I took for granted that clients were actually looking at the reports provided to them. It seemed common for them to ask for verification of pricing or if the amount of diesel fuel delivered was accurate. What I’ve come to realize recently is that many companies are actually not looking at this kind of data closely. The result is they are leaving a lot of money on the table. Even though I’ve broadened my horizons beyond finance, the accountant in me is screaming “how can anyone let this happen?”

If I were a CFO, Controller, or Fleet Manager of a company and fuel was one of my top expenses, I’d be doing whatever I could to make sure it was managed effectively. Fuel prices are changing every day and there can be thousands of fuel card transactions being generated. This creates a significant chance for errors to occur and, therefore, the data must be audited. Otherwise, dollars will surely be wasted. Auditing is easier said than done, and you need the right tools too. It can be a daunting task for anyone who has a lot of different responsibilities on their plate.

Despite the challenge, the data needed to properly implement a robust fuel management system is readily available. With a little knowledge, a finance or operations person can set up a spreadsheet or database to bring it all together, analyze it thoroughly, and validate the results.
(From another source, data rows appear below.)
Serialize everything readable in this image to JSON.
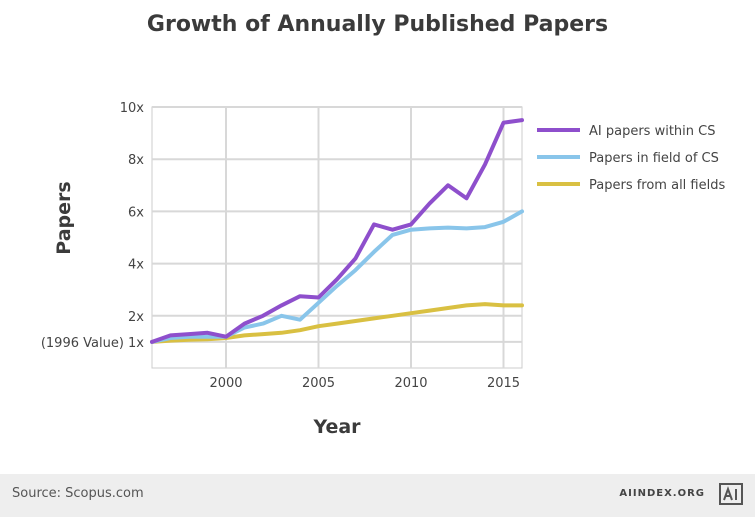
{
  "chart_data": {
    "type": "line",
    "title": "Growth of Annually Published Papers",
    "xlabel": "Year",
    "ylabel": "Papers",
    "xlim": [
      1996,
      2016
    ],
    "ylim": [
      0,
      10
    ],
    "x_ticks": [
      {
        "value": 2000,
        "label": "2000"
      },
      {
        "value": 2005,
        "label": "2005"
      },
      {
        "value": 2010,
        "label": "2010"
      },
      {
        "value": 2015,
        "label": "2015"
      }
    ],
    "y_ticks": [
      {
        "value": 1,
        "label": "(1996 Value) 1x"
      },
      {
        "value": 2,
        "label": "2x"
      },
      {
        "value": 4,
        "label": "4x"
      },
      {
        "value": 6,
        "label": "6x"
      },
      {
        "value": 8,
        "label": "8x"
      },
      {
        "value": 10,
        "label": "10x"
      }
    ],
    "grid": true,
    "legend_position": "right",
    "x": [
      1996,
      1997,
      1998,
      1999,
      2000,
      2001,
      2002,
      2003,
      2004,
      2005,
      2006,
      2007,
      2008,
      2009,
      2010,
      2011,
      2012,
      2013,
      2014,
      2015,
      2016
    ],
    "series": [
      {
        "name": "AI papers within CS",
        "color": "#8e4fcc",
        "values": [
          1.0,
          1.25,
          1.3,
          1.35,
          1.2,
          1.7,
          2.0,
          2.4,
          2.75,
          2.7,
          3.4,
          4.2,
          5.5,
          5.3,
          5.5,
          6.3,
          7.0,
          6.5,
          7.8,
          9.4,
          9.5
        ]
      },
      {
        "name": "Papers in field of CS",
        "color": "#89c5ea",
        "values": [
          1.0,
          1.15,
          1.2,
          1.2,
          1.2,
          1.55,
          1.7,
          2.0,
          1.85,
          2.5,
          3.15,
          3.75,
          4.45,
          5.1,
          5.3,
          5.35,
          5.38,
          5.35,
          5.4,
          5.6,
          6.0
        ]
      },
      {
        "name": "Papers from all fields",
        "color": "#d9c042",
        "values": [
          1.0,
          1.05,
          1.08,
          1.1,
          1.15,
          1.25,
          1.3,
          1.35,
          1.45,
          1.6,
          1.7,
          1.8,
          1.9,
          2.0,
          2.1,
          2.2,
          2.3,
          2.4,
          2.45,
          2.4,
          2.4
        ]
      }
    ]
  },
  "footer": {
    "source": "Source: Scopus.com",
    "brand": "AIINDEX.ORG",
    "logo_icon": "ai-index-logo-icon"
  }
}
If you’re not comfortable with doing that, or your staff is just stretched too thin to tackle it, that’s still no reason to ignore getting it done when so much money is at stake.

One of the main reasons I joined the company was to be able to provide this expertise to clients, save them a lot of money, and take a load off their shoulders. From a finance perspective, I saw it as a great opportunity and knew that I could easily explain the huge potential for fuel savings to other finance people. Then, making the decision to rely on outsourced fuel management expertise would be one of the best, and simplest, decisions they ever made.